Technological Watch or Technology Monitoring is now recognized as a crucial activity for achieving and maintaining competitive positions in a rapidly evolving business environment. It serves the purpose of identification and assessment of technological advances critical to the company's competitive position, and of detecting changes and discontinuities in existing technologies. The rise of Internet supported the appearance of much information available on line, potentially useful for the technological and scientific survey of an enterprise.
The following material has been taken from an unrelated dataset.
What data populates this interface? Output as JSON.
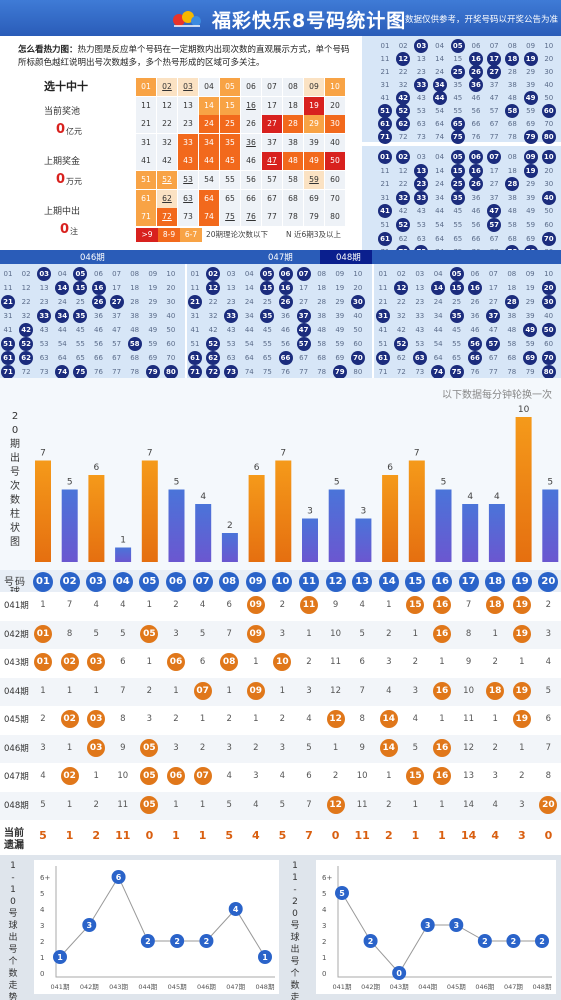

Within the framework of knowledge management of an organization or a community, the Web mining can be particularly useful when it is applied by a multi agent system to discover in the Web of relevant information, at ends of the technological or strategic watch.
The objective of the thesis is to exploit technology agents to develop a multiagent system, these agents being guided by ontologies, to collect, capture, filter, classify and structure the contents of the Web coming from several sources of information, in a scenario of support to technology watch at the CSTB (French Scientific and Technical Center for Building).
First of all, we analysed the task of monitoring for the field considered (construction and building) which is carried out at CSTB to choose a relevant scenario of monitoring and to build an ontology which will guide the search and the extraction of information. On the one hand, this ontology inherits the vocabulary in the ontology O'CoMMA which was developed for the CoMMA European IST project (2000-2001). On the other hand we added concepts and relations concerning not only the field of Construction but also the actors, tasks, and information sources in the technological monitoring process too.
After identifying the important roles of ontology in each phase in technological monitoring process, we proposed an ontology based approach for building an information system supporting technology monitoring implemented by agents. One of the most important work in this system is to find out useful resources on the Web, and then annotate them using the ontology so that user can retrieve them easily through the semantic search engine Corese.
To do so, we proposed an algorithm using ontology to search the Web with Google and then generate automatically the RDF annotations from these results of Google . The algorithm has been implemented and is currently in the phase of test. As further work, we will continue to test our algorithm and extend it to improve the results. In parallel, we will design and implement a subsociety of annotator agents encapsulating this algorithm, working in cooperation with other agents dedicated to other tasks in the technological monitoring system.